During the same time frame, the industrialized utilization of ocean water had accelerated, according to the 2015 report on China's marine economy development issued by the State Oceanic Administration (SOA).

The daily desalination capacity increased by 331,000 tonnes and annual growth rate of maritime biological medicine added value reached 19.6 percent, the report said.

Since 2010, the central government approved Tianjin Municipality and provinces of Shandong, Zhejiang, Guangdong and Fujian to pilot development of the maritime economy.
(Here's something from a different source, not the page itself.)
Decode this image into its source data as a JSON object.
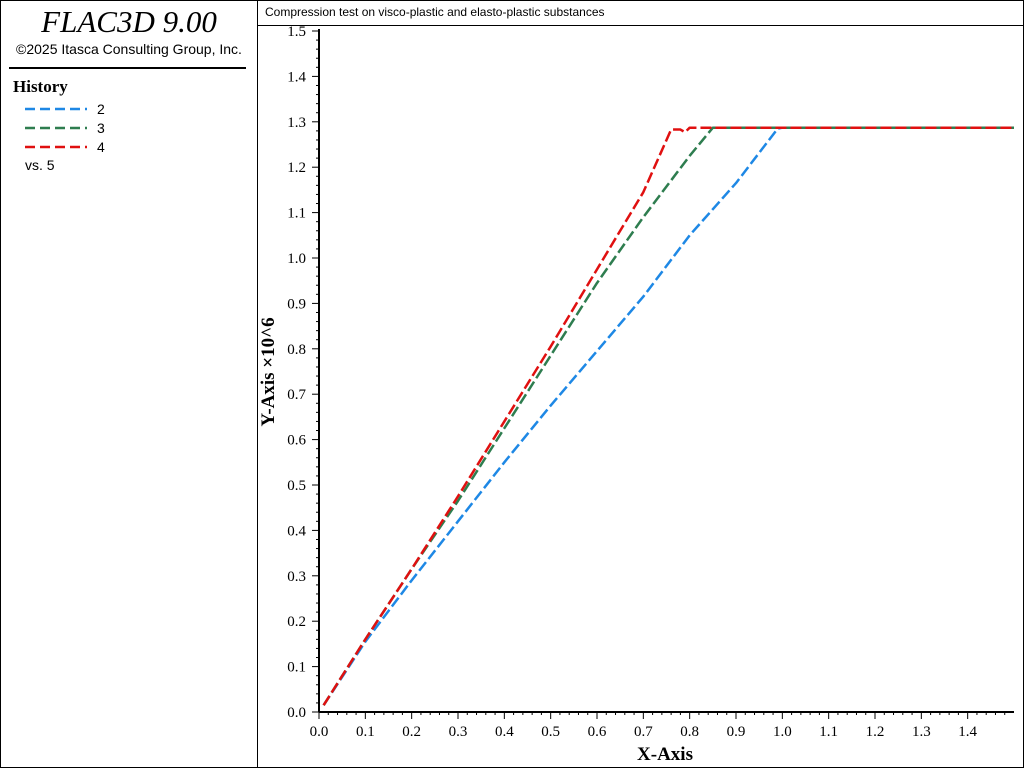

In 2014, the five regions contributed 67.1 percent of the country's total maritime GDP.

Over the past decade China's trade with countries along the Maritime Silk Road grew by 18.2 percent annually, accounting for 20 percent of the country's total foreign trade volume from 14.6 percent. Chinese companies' foreign direct investment to these countries increased from 240 million US dollars to 9.27 billion US dollars.

Zhang Zhanhai, head of strategic planning and economy department of the SOA, said in the next five years China will advance new maritime economy development pattern by taking advantage of Internet and big data, and at the same time improve maritime environment.

***

You see, it is very important for China to develop SCS islands for economic development and security. China is a maritime power as much as a continental power. It cannot ignore the huge potential that lies across the sea lanes.